Financial Policy

The following is the financial policy for MD Family Dental Care, PC. Please read and sign this policy prior to commencing with treatment at MD Family Dental Care, PC.

1. Our Practice is committed to providing the best treatment for you at a fee that is reasonable, usual and customary for this area. Full payment is due at time of service. Payment options include:

• Cash
• Checks, Debit and Credit Card (Visa, MasterCard, Discover, American Express). FSA and HSA cards will be honored as well.
• Extended payment plan (for amounts over $200 and with prior credit card approval) through Care Credit ® for qualified borrowers.

2. Minors: MUST BE ACCOMPAINED BY A PARENT OR GUARDIAN FOR ALL APPOINTMENTS UNLESS A WRITTEN CONSENT IS PROVIDED. The Adult accompanying the minor is responsible for full payment.

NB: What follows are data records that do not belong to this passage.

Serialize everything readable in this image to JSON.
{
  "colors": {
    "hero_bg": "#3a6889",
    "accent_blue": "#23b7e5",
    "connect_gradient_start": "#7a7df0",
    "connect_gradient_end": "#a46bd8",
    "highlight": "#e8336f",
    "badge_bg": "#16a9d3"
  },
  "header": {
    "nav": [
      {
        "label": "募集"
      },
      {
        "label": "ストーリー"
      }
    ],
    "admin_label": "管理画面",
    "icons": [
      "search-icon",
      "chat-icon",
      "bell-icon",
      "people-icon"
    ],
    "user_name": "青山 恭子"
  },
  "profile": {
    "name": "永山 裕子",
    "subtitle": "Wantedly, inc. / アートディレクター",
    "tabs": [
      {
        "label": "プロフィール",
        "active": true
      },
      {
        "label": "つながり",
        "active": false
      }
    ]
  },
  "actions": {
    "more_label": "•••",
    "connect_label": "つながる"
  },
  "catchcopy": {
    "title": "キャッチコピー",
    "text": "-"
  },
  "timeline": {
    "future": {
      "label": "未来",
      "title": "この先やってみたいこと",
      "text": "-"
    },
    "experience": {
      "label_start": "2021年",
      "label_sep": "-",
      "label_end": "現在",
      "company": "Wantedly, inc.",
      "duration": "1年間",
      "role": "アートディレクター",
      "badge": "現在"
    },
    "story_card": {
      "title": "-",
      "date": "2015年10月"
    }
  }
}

3. Your scheduled appointment time has been reserved at your request. All patients who fail to arrive for their reserved appointments or who cancel without 48 hours advance notice may be charged a missed appointment fee of $100. Please note that this missed appointment fee is NOT covered by any insurance plans and is your responsibility to pay. We require this notification in order to offer this time to another patient in need. Please help us avoid charging this fee by keeping your scheduled appointment or giving us the required 48 hours’ notice.

The following applies to those patients with dental insurance:

Please bring your insurance card with you on each visit. If at your first appointment we are unable to verify your dental insurance or cannot obtain a list of benefits, full payment is due at the time services are rendered. The responsibility of providing complete and accurate insurance information to our office staff belongs to you, the patient. Patients are to pay their deductible and the estimated co-payments at the time treatment is rendered. Legally, we cannot waive co-payments, deductibles, or coinsurance amounts.

In the state of Maryland, Insurance companies are required to send payment within 30 days. If full payment is not received from your insurance carrier within 60 days, the balance becomes your total responsibility.

Form Completion

I have read the above policies and agree to abide by them.